Devolution brought about a further delay of salary payments, prolonged stockouts of essential medical commodities and supplies (including medications and consumables), lack of clarity on career-progression management of healthcare workers, and other grave conditions. There were also cases of the discrimination of healthcare workers who were not considered natives of the counties they were posted to. These issues not only strengthened the doctors’ labor union but also increased their zeal for industrial action. Through their union, the doctors negotiated for a collective bargaining agreement in 2013 with the national government. The 2013 CBA addressed the terms of payment and working conditions of doctors, demanding salaries that aligned with the labor market, additional payment for any services offered beyond the stipulated 40-hour work week, a review of doctor’s job groups and promotion criteria, as well as the deployment and recruitment of doctors. However, this CBA was not implemented, since the government claimed that it was not registered by the industrial courts and the county governments, who were the new employers and had refused to take responsibility for it.

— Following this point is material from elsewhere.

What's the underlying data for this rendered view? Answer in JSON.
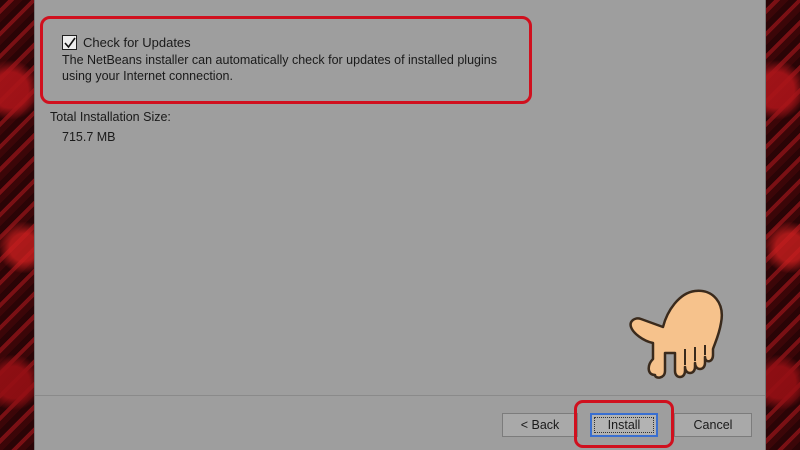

The 2017 strike, which lasted 100 days (between December 5, 2016, and March 14, 2017), demanded the fulfillment of the 2013 CBA. However, it was fraught with failed negotiations, power plays among both political and union leaders, mistrust, miscommunication, and political interference. At the end of it all, the union leaders were jailed for one month for contempt of court as they failed to obey a December 2016 court order compelling them to stop the industrial action. The union officials appealed the judgment and were later released before completing the one-month sentence.
The current, ongoing strike commenced on March 13, 2024, after the government, defying court orders, reneged on its earlier agreements to fully implement the 2017 CBA. Specifically, doctors are demanding payment of basic salaries as per the 2017 CBA and in compliance with the court order of October 28, 2021. They also demand comprehensive medical insurance for all doctors working in Kenya, the posting of medical officer’s interns, the hiring of doctors currently out of employment and those on contract, and the provision of medicines in all healthcare facilities, among other demands.
According to the head of the public service, Felix Koskei, the resolution of the strike falls within the concurrent mandate of both national and county governments. However, so far there has been no comprehensive government action taken toward concluding this strike and creating industrial harmony.
An external observer gets the impression that these strikes are recurrent and never comprehensively resolved. What is also evident is the evasive approach taken by both national and county levels of government, who try to delay and pass the buck to the next regime. As each new government comes into power, it evades responsibility for commitments made by previous leadership, arguing that such commitments should not be lorded over them. Yet the core issues at stake are the poor management of human resources for health as well as the lack of commitment to honor court directives, any return-to-work formula, or collective bargaining agreements.